発生当初、飛散した廃液は「100ミリリットル程度」と発表していた。だが、協力企業への聞き取り調査で、実際の飛散量は数十倍だったことが判明した。
東電によると、25日午前10時40分ごろ、福島第1原発の汚染水を処理する施設で、放射性物質を含んだ廃液をタンクに流すホースが外れ、廃液が飛び散った。現場で作業していた5人に廃液がかかり、20代と40代の男性2人は、現場の除染で放射能量の値が一定のレベルを下回らず、除染と経過観察のため25日夜に入院。28日に退院し、2人とも、体調にも特段の変化はないという。
入院した2人には、防水性のあるカッパの着用が義務づけられていなかったことが分かっている。
東電は「当初は全体の量が分からなかったので、分かっていた量を発表した」としている。また、作業に従事していた5人に関しても、1次下請け企業1社の所属としていたが、3次下請け3社の所属だったと訂正した。

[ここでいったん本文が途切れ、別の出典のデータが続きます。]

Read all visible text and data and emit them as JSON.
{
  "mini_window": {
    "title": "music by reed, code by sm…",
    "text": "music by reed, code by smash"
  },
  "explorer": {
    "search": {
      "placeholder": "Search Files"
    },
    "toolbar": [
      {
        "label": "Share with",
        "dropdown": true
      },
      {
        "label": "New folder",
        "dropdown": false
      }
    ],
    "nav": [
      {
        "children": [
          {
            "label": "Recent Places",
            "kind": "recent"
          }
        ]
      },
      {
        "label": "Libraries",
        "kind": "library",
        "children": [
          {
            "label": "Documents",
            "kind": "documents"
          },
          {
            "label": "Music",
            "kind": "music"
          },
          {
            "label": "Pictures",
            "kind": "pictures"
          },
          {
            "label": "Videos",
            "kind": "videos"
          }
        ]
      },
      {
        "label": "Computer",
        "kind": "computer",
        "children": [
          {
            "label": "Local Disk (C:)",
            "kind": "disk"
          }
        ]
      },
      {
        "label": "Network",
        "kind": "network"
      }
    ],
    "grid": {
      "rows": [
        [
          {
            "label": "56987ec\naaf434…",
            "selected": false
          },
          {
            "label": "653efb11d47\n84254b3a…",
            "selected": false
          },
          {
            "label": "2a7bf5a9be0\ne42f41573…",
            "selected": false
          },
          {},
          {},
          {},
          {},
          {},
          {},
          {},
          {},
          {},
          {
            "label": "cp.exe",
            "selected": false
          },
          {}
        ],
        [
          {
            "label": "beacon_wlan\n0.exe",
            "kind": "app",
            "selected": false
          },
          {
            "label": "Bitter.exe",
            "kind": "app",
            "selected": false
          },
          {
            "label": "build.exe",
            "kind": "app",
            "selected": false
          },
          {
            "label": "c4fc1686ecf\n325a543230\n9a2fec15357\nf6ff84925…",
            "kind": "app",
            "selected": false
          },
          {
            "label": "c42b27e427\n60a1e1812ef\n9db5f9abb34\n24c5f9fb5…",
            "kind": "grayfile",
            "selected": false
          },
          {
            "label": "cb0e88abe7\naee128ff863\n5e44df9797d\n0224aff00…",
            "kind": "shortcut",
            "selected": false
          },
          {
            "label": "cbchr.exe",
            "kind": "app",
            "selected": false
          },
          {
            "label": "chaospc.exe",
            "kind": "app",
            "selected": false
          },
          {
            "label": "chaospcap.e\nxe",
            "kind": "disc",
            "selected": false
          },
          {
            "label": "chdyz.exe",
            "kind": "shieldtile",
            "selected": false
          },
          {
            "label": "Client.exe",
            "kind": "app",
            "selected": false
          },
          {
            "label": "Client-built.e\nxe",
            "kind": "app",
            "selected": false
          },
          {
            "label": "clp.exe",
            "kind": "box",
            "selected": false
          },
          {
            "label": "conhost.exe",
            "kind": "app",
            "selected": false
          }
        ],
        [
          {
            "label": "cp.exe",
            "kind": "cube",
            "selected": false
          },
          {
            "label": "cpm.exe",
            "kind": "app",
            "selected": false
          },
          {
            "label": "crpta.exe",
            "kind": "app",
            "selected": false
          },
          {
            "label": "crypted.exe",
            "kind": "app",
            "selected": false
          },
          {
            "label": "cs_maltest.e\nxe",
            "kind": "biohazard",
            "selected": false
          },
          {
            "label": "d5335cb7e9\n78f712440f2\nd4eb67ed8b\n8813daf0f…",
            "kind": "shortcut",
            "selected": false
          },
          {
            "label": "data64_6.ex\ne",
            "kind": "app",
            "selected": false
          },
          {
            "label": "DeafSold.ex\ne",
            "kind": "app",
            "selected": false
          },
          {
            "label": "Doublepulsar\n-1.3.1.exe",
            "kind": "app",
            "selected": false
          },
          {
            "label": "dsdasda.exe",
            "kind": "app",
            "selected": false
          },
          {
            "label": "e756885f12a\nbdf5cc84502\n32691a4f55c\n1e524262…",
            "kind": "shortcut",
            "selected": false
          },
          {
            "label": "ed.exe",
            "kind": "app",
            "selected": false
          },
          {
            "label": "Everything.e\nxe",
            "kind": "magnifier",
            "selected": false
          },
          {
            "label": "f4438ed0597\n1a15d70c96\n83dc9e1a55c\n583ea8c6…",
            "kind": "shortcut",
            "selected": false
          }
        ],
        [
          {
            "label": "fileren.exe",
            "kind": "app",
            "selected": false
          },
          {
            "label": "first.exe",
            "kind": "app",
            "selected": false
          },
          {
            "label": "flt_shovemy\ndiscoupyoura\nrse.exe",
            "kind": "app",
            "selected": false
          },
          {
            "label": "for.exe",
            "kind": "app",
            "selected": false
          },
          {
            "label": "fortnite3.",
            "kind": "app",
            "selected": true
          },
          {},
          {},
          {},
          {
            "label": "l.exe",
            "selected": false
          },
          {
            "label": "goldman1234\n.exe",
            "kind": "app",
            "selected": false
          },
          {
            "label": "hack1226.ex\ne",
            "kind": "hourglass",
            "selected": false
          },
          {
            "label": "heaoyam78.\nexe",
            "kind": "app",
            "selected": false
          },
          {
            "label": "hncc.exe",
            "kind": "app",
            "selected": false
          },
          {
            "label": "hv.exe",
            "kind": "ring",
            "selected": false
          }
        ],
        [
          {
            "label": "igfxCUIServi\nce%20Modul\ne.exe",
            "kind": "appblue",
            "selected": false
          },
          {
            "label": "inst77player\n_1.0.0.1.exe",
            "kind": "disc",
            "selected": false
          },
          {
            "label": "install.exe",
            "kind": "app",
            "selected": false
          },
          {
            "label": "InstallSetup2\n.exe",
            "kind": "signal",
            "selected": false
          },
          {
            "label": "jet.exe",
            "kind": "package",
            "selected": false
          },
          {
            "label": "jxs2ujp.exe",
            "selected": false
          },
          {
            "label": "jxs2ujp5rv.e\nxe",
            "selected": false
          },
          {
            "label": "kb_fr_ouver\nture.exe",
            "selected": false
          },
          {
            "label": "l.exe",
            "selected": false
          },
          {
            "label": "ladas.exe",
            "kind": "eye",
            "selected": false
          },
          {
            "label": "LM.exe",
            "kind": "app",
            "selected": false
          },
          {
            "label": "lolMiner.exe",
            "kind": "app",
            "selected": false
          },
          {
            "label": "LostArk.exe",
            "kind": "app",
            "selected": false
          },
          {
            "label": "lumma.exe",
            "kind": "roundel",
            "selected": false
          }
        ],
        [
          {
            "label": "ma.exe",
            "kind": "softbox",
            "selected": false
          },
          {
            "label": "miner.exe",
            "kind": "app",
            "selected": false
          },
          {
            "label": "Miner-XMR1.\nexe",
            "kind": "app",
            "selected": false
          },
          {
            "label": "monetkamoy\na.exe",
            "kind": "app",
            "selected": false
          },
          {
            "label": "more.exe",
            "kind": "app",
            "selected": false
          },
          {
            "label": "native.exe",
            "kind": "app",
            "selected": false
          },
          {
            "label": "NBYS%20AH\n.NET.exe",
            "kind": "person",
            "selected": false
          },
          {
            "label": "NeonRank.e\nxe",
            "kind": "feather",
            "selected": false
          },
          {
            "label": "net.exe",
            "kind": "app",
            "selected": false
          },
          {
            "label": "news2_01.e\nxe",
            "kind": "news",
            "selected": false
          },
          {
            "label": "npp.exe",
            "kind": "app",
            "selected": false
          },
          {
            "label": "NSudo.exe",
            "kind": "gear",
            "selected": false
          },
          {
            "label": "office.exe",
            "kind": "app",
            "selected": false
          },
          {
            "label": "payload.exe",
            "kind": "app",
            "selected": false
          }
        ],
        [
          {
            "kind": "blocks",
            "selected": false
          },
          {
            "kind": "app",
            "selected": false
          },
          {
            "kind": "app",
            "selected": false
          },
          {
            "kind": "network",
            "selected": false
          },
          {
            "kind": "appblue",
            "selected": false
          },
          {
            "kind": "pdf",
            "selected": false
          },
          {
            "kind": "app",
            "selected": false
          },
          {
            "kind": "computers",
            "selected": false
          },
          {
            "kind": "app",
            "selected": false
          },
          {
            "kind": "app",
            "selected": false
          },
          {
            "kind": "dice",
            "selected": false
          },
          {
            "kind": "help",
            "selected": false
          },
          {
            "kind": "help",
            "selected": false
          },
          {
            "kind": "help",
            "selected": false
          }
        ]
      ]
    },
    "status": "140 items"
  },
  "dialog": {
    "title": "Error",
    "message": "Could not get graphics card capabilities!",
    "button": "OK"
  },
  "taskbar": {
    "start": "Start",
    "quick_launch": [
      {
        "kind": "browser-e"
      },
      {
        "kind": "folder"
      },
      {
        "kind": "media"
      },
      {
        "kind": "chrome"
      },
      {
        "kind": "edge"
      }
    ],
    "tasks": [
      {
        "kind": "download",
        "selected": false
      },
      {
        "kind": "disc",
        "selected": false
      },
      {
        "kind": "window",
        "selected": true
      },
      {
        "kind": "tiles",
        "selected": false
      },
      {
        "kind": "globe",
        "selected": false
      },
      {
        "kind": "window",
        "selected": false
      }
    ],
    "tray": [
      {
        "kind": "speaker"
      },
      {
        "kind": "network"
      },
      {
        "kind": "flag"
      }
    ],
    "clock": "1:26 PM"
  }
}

「30日には、土屋品子復興相が衆院予算委員会で、事故を『報道で知った』と答弁し、野党から批判を浴びました。
2020年9月20日、東電社員が柏崎刈羽原発でほかの社員のIDカードを使い、中央制御室に不正入室していた件で、東電は原子力規制庁には報告していたものの、新潟県や柏崎市などに伝えず、地元の不信感を高めるという出来事がありました。また、柏崎刈羽原発7号機の安全対策工事について、2021年1月に『完了した』と公表したものの、その2週間後には、じつは終わっていなかったと発表。7号機の再稼働が遅れる一因となっています」(政治担当記者)
東電が、飛散した廃液の量を当初の「100ミリリットル程度」ではなく、「数リットル程度」と発表したことに、SNSでは怒りと落胆の声が広がっている。
《またか東電...また嘘ついたんか》
《東電の公表がいつもずさんで隠蔽体質は変わっていない。復興大臣は報道でこの件を知ったそうな》
《信用できない事が一番の問題》
11月2日には、福島第1原発処理水の3回めの海洋放出が予定されている。あいまいな情報を公表していては、処理水放出のスケジュールにも影響しかねない。